The night before surgery was like any night before a big tournament, I was ready to go, telling my body to slow down and my brain from running itself in circles. The weekend and day prior had been a frenzy of preparation to get the house clean, laundry done, and groceries stocked. With four refreshing hours of sleep I reported to the SurgiCenter at 7:45 AM and then went through the standard pre-operative preparation. I had my vitals taken, an IV was established, and they shaved my knee. The anesthesiologist made the fact that his nurse anesthetist was going to knock me out and breath for me sound mundane, while my orthopedic surgeon was pumped to start rearranging the internal geometry of my knee. A bag of ceftriaxone was hung along with some dexamethasone for nausea.
From my highly positive physical exam the plan was to visualize that I indeed was missing an ACL then clean out the meniscus rubble. My surgeon would then use a central piece of my patella tendon to replace my ACL, boring a hole through the bones proximal and distal to the joint. Shortly after chatting with my surgeon I was wheeled into the OR, the nurse anesthetist introduced herself and slapped some oxygen on my face.
I started waking up to someone really far away telling me not to fiddle with the oxygen in my nose. My right knee was a huge, uncoordinated, painful thing down at the end of the bed. As I regained a semblance of consciousness I pieced together that my surgery was done and that the annoying thing in my nose was a nasal cannula with oxygen. A shot of morphine and an antiemetic allowed me to down some ketorolac and hydrodone-acetaminophen. My pain got a lot better and I started to perk up, the nurse brought me something to drink and some toast. As the medications tenacious hold slipped away, they transferred me to the next level of recovery and brought my saintly girlfriend, Lan, to come talk to me. She showed me the arthroscopic pictures, evidence of the beating I had given my knee for the past decade. In my intoxicated state she also almost convinced me that we weren't dating.
Not a desirable region for a high coefficient of friction
Before picture, showing torn meniscus
A little high powered elbow grease
After picture, everything smoothed out

Getting me from the gurney to the easy chair demonstrated profoundly that my knee was impotently pissed off. The slightest vibration was nauseatingly painful but from my hip flexor down my leg hung like a limp noodle. With the added fortification of some cranberry juice and apple cinnamon muffin we attempted the next stage in the right knee saga, getting home. Fumbling against the vestiges of the anesthetic and gravity I was deposited in a wheel chair and moved out to the car, where I was able to prop myself unceremoniously in the back seat, my right knee like so much extra unwieldy baggage.

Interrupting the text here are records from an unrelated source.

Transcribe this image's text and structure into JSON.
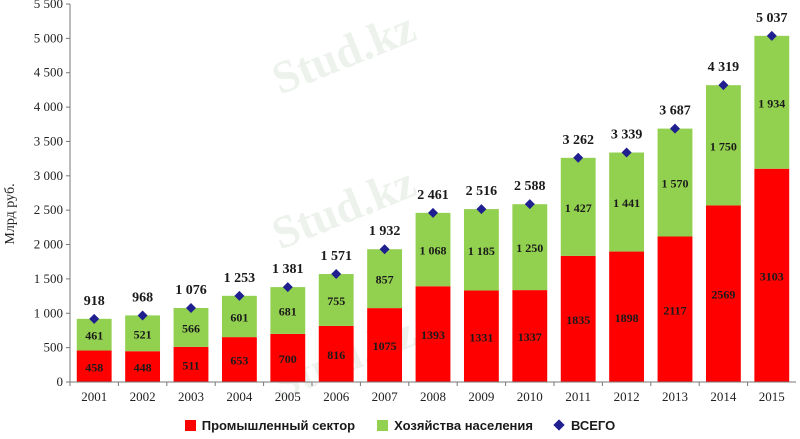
{
  "chart_data": {
    "type": "bar",
    "stacked": true,
    "ylabel": "Млрд руб.",
    "ylim": [
      0,
      5500
    ],
    "yticks": [
      "0",
      "500",
      "1 000",
      "1 500",
      "2 000",
      "2 500",
      "3 000",
      "3 500",
      "4 000",
      "4 500",
      "5 000",
      "5 500"
    ],
    "categories": [
      "2001",
      "2002",
      "2003",
      "2004",
      "2005",
      "2006",
      "2007",
      "2008",
      "2009",
      "2010",
      "2011",
      "2012",
      "2013",
      "2014",
      "2015"
    ],
    "series": [
      {
        "name": "Промышленный сектор",
        "color": "#ff0000",
        "values": [
          458,
          448,
          511,
          653,
          700,
          816,
          1075,
          1393,
          1331,
          1337,
          1835,
          1898,
          2117,
          2569,
          3103
        ],
        "labels": [
          "458",
          "448",
          "511",
          "653",
          "700",
          "816",
          "1075",
          "1393",
          "1331",
          "1337",
          "1835",
          "1898",
          "2117",
          "2569",
          "3103"
        ]
      },
      {
        "name": "Хозяйства населения",
        "color": "#92d050",
        "values": [
          461,
          521,
          566,
          601,
          681,
          755,
          857,
          1068,
          1185,
          1250,
          1427,
          1441,
          1570,
          1750,
          1934
        ],
        "labels": [
          "461",
          "521",
          "566",
          "601",
          "681",
          "755",
          "857",
          "1 068",
          "1 185",
          "1 250",
          "1 427",
          "1 441",
          "1 570",
          "1 750",
          "1 934"
        ]
      },
      {
        "name": "ВСЕГО",
        "type": "marker",
        "color": "#1f1f8f",
        "values": [
          918,
          968,
          1076,
          1253,
          1381,
          1571,
          1932,
          2461,
          2516,
          2588,
          3262,
          3339,
          3687,
          4319,
          5037
        ],
        "labels": [
          "918",
          "968",
          "1 076",
          "1 253",
          "1 381",
          "1 571",
          "1 932",
          "2 461",
          "2 516",
          "2 588",
          "3 262",
          "3 339",
          "3 687",
          "4 319",
          "5 037"
        ]
      }
    ],
    "grid": false,
    "legend_position": "bottom"
  },
  "legend": {
    "industry": "Промышленный сектор",
    "households": "Хозяйства населения",
    "total": "ВСЕГО"
  },
  "watermark": "Stud.kz"
}
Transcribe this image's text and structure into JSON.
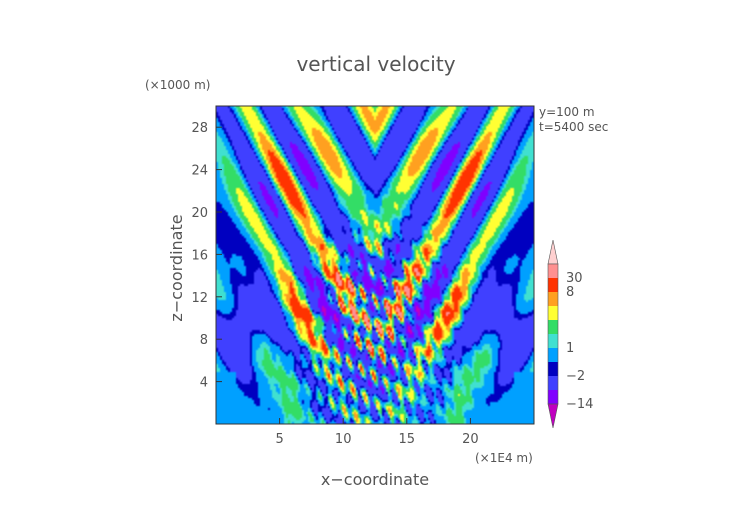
{
  "chart_data": {
    "type": "heatmap",
    "title": "vertical velocity",
    "xlabel": "x−coordinate",
    "ylabel": "z−coordinate",
    "x_unit": "(×1E4 m)",
    "y_unit": "(×1000 m)",
    "annotations": [
      "y=100 m",
      "t=5400 sec"
    ],
    "xlim": [
      0,
      25
    ],
    "ylim": [
      0,
      30
    ],
    "x_ticks": [
      "5",
      "10",
      "15",
      "20"
    ],
    "y_ticks": [
      "4",
      "8",
      "12",
      "16",
      "20",
      "24",
      "28"
    ],
    "colorbar": {
      "ticks": [
        "30",
        "8",
        "1",
        "−2",
        "−14"
      ],
      "levels": [
        -20,
        -14,
        -8,
        -2,
        -1,
        1,
        2,
        4,
        6,
        8,
        12,
        30
      ],
      "colors": [
        "#c000c0",
        "#8000ff",
        "#4040ff",
        "#0000c0",
        "#00a0ff",
        "#40e0d0",
        "#33dd66",
        "#ffff33",
        "#ffa020",
        "#ff3300",
        "#ff9090",
        "#ffd0d0"
      ]
    }
  }
}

Yes there's a piece missingSomeone done put a patella tendon in there
Before picture, there's supposed to be an ACL between those two lines there
After picture, voilá a new ACL

At home Jarred had swung by with faux pansies and some milk shakes, and he helped get me inside. I had to figure out how to urinate again and will have to optimize the technique necessary to get the appropriate orifices over the correct waste receptacles with one leg that's a painful, rigid, brittle log. For the next 24 hours Lan watched over me. I spent the remainder of the day dreading having to move, but forcing myself to pump my calf to prevent a venous thrombosis (no thank you 6 months of warfarin). I drowsed in and out of consciousness as the stress, medications, and lack of sleep collided. We emptied the two Jackson-Pratt drains that drew a mixture of blood and synovial fluid from somewhere deep under the bulky immobilizer. Toward night I hopped up the stairs and with Lan's help got myself arranged in bed. I managed to sleep some more.